ZMapp, which is actually a cocktail of two different Ebola treatments, has been shown to prevent Ebola in monkeys when administered immediately after exposure to the virus. The drug also offered monkeys a 100 percent survival rate a full day after exposure and 50 percent after two days.
The treatment is aimed at boosting the immune system’s efforts to fight off Ebola. It’s a monoclonal antibody, a common disease-tackling approach that has been used by scientists for some time now. Monoclonal antibodies come about when scientists infect an organism with a disease, collect the antibodies the organism creates to fight the disease, and then administer those antibodies to a human. In this case, the antibodies were harvested from Ebola-infected mice.
Since the antibodies present in the serum were taken from mice exposed to Ebola, the drug is known as a three-mouse monoclonal antibody mixture, Forbes reports. Ideally, the body’s immune system can vigilantly fight off the virus once the antibodies from the serum are present in the blood system. The treatment offers an artificial immune response to the virus, and the lab-made antibodies then fight the infection by sticking to the Ebola virus.
Last week, health authorities in Liberia had questioned why the treatment was given to the two American health workers when it was unavailable to the thousands of Africans stricken by the virus. Liberia’s Assistant Health Minister, Tolbert Nyenswah, told the Wall St. Journal that patients and their relatives had been begging for the treatment.
Ebola is spread through direct contact with the blood or bodily fluids of a sick person.
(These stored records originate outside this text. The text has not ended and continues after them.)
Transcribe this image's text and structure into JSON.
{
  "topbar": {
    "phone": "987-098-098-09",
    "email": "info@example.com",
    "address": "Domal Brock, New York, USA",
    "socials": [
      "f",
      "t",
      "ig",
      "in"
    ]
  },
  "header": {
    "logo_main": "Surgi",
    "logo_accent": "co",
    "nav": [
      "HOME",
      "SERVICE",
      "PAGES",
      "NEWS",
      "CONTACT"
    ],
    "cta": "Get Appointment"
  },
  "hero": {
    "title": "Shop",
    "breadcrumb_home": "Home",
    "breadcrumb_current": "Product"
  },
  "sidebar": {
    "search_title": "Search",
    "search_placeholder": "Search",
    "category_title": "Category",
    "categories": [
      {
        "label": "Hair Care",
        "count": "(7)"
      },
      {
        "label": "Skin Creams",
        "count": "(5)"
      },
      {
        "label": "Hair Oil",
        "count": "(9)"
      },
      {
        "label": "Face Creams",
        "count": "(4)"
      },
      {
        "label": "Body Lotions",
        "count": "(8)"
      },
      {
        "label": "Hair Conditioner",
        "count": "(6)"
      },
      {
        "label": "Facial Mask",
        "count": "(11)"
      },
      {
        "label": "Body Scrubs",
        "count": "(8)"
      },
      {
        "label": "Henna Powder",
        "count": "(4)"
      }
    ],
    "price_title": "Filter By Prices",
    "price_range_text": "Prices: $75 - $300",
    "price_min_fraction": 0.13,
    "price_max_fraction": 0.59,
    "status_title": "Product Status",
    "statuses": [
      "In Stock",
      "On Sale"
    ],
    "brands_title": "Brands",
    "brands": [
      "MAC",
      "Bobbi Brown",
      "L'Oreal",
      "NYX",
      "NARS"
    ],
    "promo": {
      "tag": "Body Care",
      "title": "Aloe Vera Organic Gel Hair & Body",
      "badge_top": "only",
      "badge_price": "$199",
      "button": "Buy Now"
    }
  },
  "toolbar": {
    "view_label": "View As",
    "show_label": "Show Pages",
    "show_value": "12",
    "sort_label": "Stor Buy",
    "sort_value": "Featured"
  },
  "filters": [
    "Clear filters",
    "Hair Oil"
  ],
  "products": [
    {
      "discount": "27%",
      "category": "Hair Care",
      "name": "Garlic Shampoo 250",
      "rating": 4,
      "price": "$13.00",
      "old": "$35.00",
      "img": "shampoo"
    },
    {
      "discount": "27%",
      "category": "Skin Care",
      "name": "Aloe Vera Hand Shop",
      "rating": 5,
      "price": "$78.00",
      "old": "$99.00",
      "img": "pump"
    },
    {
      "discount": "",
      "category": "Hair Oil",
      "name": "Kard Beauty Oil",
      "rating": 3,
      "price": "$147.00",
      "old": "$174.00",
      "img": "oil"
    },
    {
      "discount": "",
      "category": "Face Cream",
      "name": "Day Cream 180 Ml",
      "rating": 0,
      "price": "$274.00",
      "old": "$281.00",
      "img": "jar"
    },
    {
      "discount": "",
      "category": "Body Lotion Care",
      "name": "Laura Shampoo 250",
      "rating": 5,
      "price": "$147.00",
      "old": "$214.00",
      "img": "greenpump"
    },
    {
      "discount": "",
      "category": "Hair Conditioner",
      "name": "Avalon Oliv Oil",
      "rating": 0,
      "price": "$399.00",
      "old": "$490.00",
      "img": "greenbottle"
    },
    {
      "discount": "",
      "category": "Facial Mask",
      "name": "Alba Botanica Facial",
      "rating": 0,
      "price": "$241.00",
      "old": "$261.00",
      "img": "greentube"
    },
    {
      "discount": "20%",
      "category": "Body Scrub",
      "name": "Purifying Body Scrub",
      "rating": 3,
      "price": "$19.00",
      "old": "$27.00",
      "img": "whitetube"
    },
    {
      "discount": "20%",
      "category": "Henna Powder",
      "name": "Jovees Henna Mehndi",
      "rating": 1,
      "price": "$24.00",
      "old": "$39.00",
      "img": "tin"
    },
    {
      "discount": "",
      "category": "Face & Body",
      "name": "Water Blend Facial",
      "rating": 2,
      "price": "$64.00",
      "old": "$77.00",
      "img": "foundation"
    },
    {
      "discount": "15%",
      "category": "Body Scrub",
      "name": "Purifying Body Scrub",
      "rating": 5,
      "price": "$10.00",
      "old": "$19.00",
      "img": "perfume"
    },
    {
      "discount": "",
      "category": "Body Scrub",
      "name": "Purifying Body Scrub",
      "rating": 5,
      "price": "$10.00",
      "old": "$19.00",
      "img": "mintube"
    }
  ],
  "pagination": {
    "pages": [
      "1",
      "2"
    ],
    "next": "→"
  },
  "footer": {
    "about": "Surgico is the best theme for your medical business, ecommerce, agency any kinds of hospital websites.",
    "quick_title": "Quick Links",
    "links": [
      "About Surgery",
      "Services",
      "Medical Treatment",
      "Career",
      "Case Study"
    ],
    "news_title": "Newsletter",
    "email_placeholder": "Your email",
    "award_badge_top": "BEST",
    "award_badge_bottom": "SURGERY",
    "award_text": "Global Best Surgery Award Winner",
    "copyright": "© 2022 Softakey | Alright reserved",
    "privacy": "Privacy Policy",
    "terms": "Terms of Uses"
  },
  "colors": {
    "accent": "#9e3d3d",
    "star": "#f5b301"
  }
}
It begins with symptoms including fever and sore throat and can escalate to vomiting, diarrhea and internal and external bleeding.
The current outbreak was first identified in March in Guinea, but it likely started months earlier. It has since spread to neighboring Liberia and Sierra Leone, and possibly to Nigeria. The WHO has said the epidemic will likely continue for months as the region’s healthcare systems struggle to cope and has appealed urgently for funding and emergency medical staff.